Reid Lewis, horticulturist with Temple College, watches Wednesday as monarch and queen butterflies feed on Gregg’s mist flower. (Scott Gaulin/Telegram)
An adult monarch probes for nectar on Gregg’s mist flower at Temple College. The smaller queen butterfly mimics the monarchs coloring to fool predators into thinking that it, like its larger cousin, is also toxic. Monarch larva eat the sap of milkweed to give the adult its toxic, distasteful flavor. (Scott Gaulin/Telegram)

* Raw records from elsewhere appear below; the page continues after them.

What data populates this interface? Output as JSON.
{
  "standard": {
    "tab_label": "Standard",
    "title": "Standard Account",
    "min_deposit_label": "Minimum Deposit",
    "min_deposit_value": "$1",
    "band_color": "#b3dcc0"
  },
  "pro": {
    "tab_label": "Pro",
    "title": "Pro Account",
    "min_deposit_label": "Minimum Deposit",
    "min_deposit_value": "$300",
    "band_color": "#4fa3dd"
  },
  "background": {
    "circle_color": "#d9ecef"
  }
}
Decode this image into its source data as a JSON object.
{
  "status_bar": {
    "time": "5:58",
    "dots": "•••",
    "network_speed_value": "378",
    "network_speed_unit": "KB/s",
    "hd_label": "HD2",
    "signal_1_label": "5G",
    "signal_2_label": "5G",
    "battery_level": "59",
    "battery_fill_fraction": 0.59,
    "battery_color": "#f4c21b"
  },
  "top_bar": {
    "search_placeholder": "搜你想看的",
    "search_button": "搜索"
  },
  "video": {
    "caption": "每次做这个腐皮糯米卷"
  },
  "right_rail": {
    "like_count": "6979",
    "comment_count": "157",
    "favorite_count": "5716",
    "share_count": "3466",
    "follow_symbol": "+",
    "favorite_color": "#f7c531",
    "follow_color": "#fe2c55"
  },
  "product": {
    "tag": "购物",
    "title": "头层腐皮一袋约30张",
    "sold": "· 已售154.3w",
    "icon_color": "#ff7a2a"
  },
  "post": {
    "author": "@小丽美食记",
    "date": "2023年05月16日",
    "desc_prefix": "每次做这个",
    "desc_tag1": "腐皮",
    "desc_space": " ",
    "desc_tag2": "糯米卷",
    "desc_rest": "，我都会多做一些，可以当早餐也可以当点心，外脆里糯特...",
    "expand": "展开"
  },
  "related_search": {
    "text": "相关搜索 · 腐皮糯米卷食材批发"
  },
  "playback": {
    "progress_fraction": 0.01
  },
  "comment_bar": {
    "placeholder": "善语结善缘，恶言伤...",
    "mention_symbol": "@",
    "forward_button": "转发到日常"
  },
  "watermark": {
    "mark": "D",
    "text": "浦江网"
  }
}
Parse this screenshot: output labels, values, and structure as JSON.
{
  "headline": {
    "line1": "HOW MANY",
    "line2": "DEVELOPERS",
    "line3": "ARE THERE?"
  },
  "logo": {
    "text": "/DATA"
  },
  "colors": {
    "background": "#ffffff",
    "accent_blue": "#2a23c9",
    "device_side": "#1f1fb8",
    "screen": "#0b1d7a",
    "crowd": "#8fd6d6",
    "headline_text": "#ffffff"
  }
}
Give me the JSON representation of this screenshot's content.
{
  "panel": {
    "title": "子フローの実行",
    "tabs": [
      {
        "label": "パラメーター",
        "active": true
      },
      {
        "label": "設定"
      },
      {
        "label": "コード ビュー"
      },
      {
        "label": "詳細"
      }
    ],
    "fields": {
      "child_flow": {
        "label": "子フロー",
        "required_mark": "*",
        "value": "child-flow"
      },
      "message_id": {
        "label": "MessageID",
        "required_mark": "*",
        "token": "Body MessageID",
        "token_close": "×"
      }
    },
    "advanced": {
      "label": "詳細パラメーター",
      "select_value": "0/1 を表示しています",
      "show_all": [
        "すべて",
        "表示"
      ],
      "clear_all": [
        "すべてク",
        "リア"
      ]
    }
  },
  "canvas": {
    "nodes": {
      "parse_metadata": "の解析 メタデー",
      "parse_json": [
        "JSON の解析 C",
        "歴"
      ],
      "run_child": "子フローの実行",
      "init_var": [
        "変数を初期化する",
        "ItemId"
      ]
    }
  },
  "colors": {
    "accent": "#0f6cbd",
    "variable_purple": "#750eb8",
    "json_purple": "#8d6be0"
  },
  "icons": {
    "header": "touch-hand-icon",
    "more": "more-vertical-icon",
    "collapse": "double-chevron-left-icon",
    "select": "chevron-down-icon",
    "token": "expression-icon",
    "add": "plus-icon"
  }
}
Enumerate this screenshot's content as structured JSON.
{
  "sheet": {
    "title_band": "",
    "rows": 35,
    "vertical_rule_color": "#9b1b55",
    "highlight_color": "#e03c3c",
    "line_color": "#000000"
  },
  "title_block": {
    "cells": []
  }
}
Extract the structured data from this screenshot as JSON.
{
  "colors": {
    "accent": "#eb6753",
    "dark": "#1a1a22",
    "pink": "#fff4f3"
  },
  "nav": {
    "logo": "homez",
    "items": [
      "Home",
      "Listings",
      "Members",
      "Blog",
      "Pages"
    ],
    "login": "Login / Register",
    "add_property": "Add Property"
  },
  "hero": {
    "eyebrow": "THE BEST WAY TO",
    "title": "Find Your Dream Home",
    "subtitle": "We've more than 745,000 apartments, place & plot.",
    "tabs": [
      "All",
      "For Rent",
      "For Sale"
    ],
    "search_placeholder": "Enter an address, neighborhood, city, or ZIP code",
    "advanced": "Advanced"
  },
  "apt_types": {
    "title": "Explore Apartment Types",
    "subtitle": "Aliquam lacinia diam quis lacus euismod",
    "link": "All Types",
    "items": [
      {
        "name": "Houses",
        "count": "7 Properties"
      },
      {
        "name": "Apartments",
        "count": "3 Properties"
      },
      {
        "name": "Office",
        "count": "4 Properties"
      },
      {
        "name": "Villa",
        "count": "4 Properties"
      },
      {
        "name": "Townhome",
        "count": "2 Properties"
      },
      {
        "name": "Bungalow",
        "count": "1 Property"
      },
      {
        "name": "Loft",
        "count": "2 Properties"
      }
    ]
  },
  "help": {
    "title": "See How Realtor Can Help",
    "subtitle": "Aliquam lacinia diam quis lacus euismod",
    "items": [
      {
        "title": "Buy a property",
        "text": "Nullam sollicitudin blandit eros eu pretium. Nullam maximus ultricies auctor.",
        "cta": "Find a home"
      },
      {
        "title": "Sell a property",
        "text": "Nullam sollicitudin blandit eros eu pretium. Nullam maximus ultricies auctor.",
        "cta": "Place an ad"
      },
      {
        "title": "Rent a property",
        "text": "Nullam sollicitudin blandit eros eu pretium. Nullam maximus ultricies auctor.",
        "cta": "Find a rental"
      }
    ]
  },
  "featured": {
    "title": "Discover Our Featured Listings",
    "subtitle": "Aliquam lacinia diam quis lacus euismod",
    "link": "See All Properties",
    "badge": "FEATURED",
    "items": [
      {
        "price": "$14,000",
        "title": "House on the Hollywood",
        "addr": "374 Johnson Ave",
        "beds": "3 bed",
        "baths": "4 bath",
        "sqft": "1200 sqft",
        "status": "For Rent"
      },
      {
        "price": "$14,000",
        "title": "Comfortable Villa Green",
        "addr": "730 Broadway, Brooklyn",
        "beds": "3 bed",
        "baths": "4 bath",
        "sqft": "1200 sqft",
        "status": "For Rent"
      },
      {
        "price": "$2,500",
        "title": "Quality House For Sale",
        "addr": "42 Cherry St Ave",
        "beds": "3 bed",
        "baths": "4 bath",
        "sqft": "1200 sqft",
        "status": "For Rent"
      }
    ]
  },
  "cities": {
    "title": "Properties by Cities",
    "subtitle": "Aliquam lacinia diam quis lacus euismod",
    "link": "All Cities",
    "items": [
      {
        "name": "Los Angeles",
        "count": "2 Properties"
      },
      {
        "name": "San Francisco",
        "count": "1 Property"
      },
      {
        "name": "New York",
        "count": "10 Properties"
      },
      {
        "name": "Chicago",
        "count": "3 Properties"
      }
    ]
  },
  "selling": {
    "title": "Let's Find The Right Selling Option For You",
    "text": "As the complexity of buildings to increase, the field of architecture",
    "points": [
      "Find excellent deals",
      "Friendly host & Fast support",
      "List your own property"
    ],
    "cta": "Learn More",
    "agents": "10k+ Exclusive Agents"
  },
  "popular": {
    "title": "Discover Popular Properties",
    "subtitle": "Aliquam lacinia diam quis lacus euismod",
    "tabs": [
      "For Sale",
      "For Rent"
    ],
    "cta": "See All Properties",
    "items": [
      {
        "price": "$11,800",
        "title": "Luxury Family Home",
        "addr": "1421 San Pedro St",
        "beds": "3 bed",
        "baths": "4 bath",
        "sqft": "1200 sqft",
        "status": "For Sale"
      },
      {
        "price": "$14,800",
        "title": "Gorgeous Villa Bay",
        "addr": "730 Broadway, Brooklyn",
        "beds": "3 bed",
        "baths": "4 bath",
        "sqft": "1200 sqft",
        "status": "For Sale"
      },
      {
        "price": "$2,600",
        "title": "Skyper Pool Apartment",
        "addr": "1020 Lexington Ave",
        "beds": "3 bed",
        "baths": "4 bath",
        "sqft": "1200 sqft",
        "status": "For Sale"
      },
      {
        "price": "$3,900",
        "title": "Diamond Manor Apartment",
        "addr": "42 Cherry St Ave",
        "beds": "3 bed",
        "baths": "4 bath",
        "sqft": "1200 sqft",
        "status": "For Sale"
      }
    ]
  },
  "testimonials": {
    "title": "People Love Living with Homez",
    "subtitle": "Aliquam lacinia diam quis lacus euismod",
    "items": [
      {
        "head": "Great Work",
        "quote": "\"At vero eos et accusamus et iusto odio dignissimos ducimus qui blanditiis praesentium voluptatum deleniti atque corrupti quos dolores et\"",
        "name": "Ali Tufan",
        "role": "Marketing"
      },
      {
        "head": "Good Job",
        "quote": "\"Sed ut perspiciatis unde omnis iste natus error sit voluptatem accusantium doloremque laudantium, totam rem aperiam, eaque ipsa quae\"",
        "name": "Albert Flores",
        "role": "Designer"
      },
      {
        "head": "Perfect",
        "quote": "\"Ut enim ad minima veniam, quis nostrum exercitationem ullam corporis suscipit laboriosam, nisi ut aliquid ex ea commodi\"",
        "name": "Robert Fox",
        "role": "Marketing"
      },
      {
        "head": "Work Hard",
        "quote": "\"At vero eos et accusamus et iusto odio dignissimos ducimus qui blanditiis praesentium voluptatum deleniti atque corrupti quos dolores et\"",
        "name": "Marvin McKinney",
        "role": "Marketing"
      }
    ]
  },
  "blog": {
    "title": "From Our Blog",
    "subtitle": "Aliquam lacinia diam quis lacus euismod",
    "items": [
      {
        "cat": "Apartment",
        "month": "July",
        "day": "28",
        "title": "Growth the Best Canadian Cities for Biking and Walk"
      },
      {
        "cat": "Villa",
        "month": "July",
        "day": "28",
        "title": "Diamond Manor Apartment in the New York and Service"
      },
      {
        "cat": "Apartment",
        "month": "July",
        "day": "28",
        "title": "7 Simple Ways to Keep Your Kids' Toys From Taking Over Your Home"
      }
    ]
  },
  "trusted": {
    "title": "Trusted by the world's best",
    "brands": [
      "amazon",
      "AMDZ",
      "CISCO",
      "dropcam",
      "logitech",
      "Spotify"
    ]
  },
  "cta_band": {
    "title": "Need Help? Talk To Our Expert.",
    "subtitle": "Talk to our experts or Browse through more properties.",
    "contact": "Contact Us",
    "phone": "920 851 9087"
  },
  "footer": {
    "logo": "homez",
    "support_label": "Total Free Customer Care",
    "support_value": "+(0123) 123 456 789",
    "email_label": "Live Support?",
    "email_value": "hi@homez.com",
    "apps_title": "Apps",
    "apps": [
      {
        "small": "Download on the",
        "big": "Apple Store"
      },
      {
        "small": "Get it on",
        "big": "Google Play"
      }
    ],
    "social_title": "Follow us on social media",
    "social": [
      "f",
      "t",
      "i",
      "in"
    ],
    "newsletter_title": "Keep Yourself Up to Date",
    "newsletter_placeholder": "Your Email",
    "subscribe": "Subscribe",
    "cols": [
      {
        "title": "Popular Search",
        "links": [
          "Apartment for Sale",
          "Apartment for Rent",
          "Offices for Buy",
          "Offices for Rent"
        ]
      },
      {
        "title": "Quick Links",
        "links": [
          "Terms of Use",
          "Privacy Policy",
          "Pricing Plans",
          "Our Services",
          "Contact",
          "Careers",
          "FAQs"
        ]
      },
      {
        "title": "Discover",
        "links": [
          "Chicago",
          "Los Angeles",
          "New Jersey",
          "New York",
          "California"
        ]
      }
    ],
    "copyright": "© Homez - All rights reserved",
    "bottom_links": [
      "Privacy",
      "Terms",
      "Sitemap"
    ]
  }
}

Reid Lewis, horticulturist with Temple College, watches Wednesday as monarch and queen butterflies feed on Gregg’s mist flower. Monarch butterflies fly as far as 3,000 miles on a journey that can take them from as far north as Canada to Central Mexico for the winter. Lewis has applied to the Monarch Larva Monitoring Project to include Temple College as a monarch way station where students will assist in counting eggs during the spring and tagging butterflies in the fall during their southern migration. “I’m just fascinated by the way they can return to the same spot each year,” Lewis said. “Each butterfly only makes the trip once in their life so they are going off on directions they inherit from their parents - and I mean the same exact branch on the same tree as their parents. All this with a brain the size of a pin. It’s just amazing.” If you want to attract butterflies to your garden, Lewis recommends planting Gregg’s mist flower for adults and Mexican milkweed for larva. “It’s the milkweed that makes monarchs toxic to their predators. The butterflies always look for both, so they have a place to lay eggs.”